Tip #5: Mobile Solutions Can Make Your Practice More Scalable
Increased accessibility and collaboration are essential to giving clients the on-demand, personalized experience they expect. With a mobile solution, an adviser can create hand-crafted, customized experiences for clients. For example, a client who’s standing in line waiting for a cup of coffee could use a mobile phone to get specific, detailed data on her portfolio, updated with the latest market results, presented in exactly the format she prefers—in seconds. This process can be replicated countless times for countless clients. This is one example of how advisers can deliver high-touch service to all clients without a lot of effort using mobile technology. Giving clients access to valuable information on their mobile devices allows advisers and their firms to better scale their businesses, while empowering clients with the types of experiences they have come to expect in other areas of their lives.

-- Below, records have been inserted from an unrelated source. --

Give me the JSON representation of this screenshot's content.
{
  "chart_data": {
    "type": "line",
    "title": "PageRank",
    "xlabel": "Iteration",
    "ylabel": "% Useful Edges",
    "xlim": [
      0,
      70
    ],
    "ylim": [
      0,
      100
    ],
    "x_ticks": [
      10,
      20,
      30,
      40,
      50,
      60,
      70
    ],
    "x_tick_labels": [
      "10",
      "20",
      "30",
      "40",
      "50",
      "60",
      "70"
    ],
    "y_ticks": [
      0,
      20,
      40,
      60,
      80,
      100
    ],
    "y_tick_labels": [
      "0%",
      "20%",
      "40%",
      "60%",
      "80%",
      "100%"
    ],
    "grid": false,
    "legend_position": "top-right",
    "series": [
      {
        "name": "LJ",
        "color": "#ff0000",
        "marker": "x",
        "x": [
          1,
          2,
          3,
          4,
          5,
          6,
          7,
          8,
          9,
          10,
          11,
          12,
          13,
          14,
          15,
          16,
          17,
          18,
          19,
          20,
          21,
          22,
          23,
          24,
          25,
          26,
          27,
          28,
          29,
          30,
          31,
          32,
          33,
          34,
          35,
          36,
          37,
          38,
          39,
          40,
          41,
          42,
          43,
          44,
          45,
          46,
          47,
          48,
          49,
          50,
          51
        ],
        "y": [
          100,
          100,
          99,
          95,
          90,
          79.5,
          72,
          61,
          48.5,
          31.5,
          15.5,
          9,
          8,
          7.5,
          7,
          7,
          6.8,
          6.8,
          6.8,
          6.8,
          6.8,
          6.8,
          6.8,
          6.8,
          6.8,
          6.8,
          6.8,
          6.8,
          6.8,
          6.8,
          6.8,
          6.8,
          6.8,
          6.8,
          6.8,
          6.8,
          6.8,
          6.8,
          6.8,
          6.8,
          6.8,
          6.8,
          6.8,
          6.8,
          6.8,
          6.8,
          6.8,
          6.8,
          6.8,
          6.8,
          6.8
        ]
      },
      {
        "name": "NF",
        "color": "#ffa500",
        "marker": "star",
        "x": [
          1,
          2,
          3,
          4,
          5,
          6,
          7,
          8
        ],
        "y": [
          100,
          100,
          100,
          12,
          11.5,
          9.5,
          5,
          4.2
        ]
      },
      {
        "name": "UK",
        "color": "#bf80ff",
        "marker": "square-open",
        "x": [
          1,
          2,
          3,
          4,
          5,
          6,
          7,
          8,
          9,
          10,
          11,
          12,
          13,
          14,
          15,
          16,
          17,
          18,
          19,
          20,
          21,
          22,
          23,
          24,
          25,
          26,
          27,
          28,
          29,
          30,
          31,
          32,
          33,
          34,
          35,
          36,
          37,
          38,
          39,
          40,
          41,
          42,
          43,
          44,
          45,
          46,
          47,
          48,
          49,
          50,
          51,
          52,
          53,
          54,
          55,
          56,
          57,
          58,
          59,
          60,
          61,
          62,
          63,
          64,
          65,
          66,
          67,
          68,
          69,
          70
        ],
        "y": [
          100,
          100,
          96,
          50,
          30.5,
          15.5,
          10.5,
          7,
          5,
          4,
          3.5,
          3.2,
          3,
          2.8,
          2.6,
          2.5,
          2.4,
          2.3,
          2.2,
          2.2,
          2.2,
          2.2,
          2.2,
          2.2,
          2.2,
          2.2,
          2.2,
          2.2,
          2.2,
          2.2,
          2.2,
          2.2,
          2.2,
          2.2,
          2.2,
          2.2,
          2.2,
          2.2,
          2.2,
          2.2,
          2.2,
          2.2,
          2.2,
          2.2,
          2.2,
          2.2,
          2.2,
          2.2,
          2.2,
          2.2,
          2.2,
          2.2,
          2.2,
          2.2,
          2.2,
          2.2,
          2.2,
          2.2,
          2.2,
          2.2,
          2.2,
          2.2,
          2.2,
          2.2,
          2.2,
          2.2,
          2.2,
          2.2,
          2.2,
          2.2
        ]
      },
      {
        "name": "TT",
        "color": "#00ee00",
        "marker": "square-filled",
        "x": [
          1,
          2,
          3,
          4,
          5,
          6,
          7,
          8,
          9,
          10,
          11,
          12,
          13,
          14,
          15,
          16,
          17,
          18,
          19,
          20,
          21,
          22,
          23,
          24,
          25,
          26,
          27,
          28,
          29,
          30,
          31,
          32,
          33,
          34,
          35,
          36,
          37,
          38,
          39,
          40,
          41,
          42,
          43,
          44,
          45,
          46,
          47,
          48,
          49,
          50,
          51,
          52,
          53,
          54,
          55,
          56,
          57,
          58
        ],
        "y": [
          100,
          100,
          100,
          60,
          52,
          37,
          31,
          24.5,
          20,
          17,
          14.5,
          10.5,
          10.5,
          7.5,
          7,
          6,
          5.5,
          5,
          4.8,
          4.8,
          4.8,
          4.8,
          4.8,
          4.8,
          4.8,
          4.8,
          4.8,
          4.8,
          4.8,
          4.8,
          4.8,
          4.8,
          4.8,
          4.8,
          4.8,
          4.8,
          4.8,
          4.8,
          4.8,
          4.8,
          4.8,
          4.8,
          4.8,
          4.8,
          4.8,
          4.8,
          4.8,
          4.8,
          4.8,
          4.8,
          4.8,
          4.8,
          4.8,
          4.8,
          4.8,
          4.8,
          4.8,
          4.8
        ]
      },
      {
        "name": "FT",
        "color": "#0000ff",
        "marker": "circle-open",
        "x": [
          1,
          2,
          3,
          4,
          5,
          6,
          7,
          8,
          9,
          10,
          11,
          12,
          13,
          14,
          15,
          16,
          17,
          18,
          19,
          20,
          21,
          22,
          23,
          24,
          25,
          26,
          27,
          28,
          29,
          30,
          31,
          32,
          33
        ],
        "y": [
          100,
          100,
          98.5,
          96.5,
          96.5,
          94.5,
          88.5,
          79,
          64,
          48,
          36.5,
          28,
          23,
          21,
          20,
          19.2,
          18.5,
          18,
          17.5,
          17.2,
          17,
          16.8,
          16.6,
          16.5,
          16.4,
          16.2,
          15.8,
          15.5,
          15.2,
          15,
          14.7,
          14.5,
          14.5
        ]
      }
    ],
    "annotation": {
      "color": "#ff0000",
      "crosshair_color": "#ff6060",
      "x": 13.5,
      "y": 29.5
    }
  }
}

Advisers are putting mobile technology to use today by:
- Giving new clients a tablet during the onboarding process, along with instructions for logging into their new account and for communicating with their adviser.
- Holding meetings by connecting two tablets—one used by the adviser and one by the client—to give the client a presentation.
- Using Apple TV to project materials from an iPad® to a TV in the office.
- Replacing printed binders with a much richer, interactive experience, such as integrating video with quarterly presentations—telling a story in a way that’s more personal than through written commentary.
- Focusing on their digital presence, such as participating in social media, to help investors find them.
- Using video chat to host virtual meetings.